Érika de Souza levou um cadáver a uma agência bancária para sacar empréstimoReprodução/Redes sociais

Rio - Érika Souza Vieira Nunes, presa por levar o cadáver do tio Paulo Roberto Braga para sacar um empréstimo, está sendo investigada por homicídio culposo - quando não há a intenção de matar. De acordo com a primeira fase do inquérito na 34ª DP (Bangu), o idoso estava em situação "gritante de perigo de vida", o que pode configurar omissão de socorro. Érika também é investigada por vilipêndio de cadáver e tentativa de furto mediante fraude. Ela continua presa em Bangu, na Zona Oeste.
Agora, o delegado Fábio Luiz da Sila, titular da 34ª DP (Bangu), vai concluir as investigações para definir quais crimes Érika será indiciada. A defesa da presa, representada pela advogada Ana Carla de Souza Corrêa, contestou a inclusão desta tipificação penal e disse que no momento oportuno vai refutar a decisão.
Confira a nota da defesa na íntegra:
"Eu, Dra. Ana Carla de Souza Corrêa, na qualidade de técnica da Érika, tomei conhecimento pelos autos do processo que o Dr. Delegado incluiu como tipificação penal, aditando o registro de ocorrência, o delito de Homicídio culposo, sendo que as suas considerações foram baseadas, segundo ele, das declarações da própria Sra. Érika e também por outras testemunhas, o que a defesa rechaça, porque em nenhum momento a senhora Érika declarou ser cuidadora do senhor Paulo e nem exercia essa atividade, e as testemunhas que relatam em sede policial dizem do cuidado que ela tinha pelo Sr. Paulo ao acompanhá-lo, não que a mesma era cuidadora e tais testemunhas são pessoas completamente afastadas do vínculo familiar, sendo pessoas estranhas à relação familiar. Portanto, a defesa, em momento oportuno, estará contestando e refutando tal capitulação."
Investigações
Em sua oitiva, a mulher alegou que Paulo chegou vivo ao banco e que parou de responder no momento do atendimento no guichê. Enquanto prestava depoimento, Érika não demonstrou tristeza sobre o assunto, mas sim uma preocupação por estar presa.
O caso do idoso aconteceu no último dia 16 de abril, dentro de uma agência bancária de Bangu. Ele foi levado por Érika, que se apresentou como sua sobrinha, para resgatar R$ 17 mil do empréstimo realizado no nome do idoso. A mulher entrou com o cadáver em uma cadeira de rodas e conversou com ele normalmente, pedindo inclusive para que Paulo assinasse o documento que autorizava o recolhimento do dinheiro.

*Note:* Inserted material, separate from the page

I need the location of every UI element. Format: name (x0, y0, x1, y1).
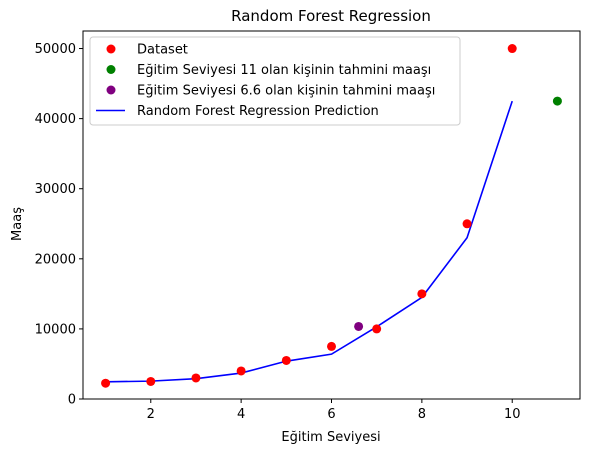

Funcionários da agência bancária desconfiaram e chamaram equipes do Serviço de Atendimento Móvel de Urgência (Samu). Contrariando o que a mulher falou, os agentes identificaram que Paulo teria morrido há cerca de duas horas, conforme explicou o delegado Fábio Luiz, responsável pelo caso. Segundo o titular da 34ª DP (Bangu), livores cadavéricos, que são acúmulos de sangue decorrentes da interrupção da circulação, indicam que Paulo não teria morrido sentado, como estava na cadeira, mas possivelmente deitado.
Veja o vídeo:
Apenas pelo crime de vilipêndio de cadáver, que corresponder ao desrespeito aos mortos, Érika pode ficar presa de um a três anos, além de ter que pagar uma multa.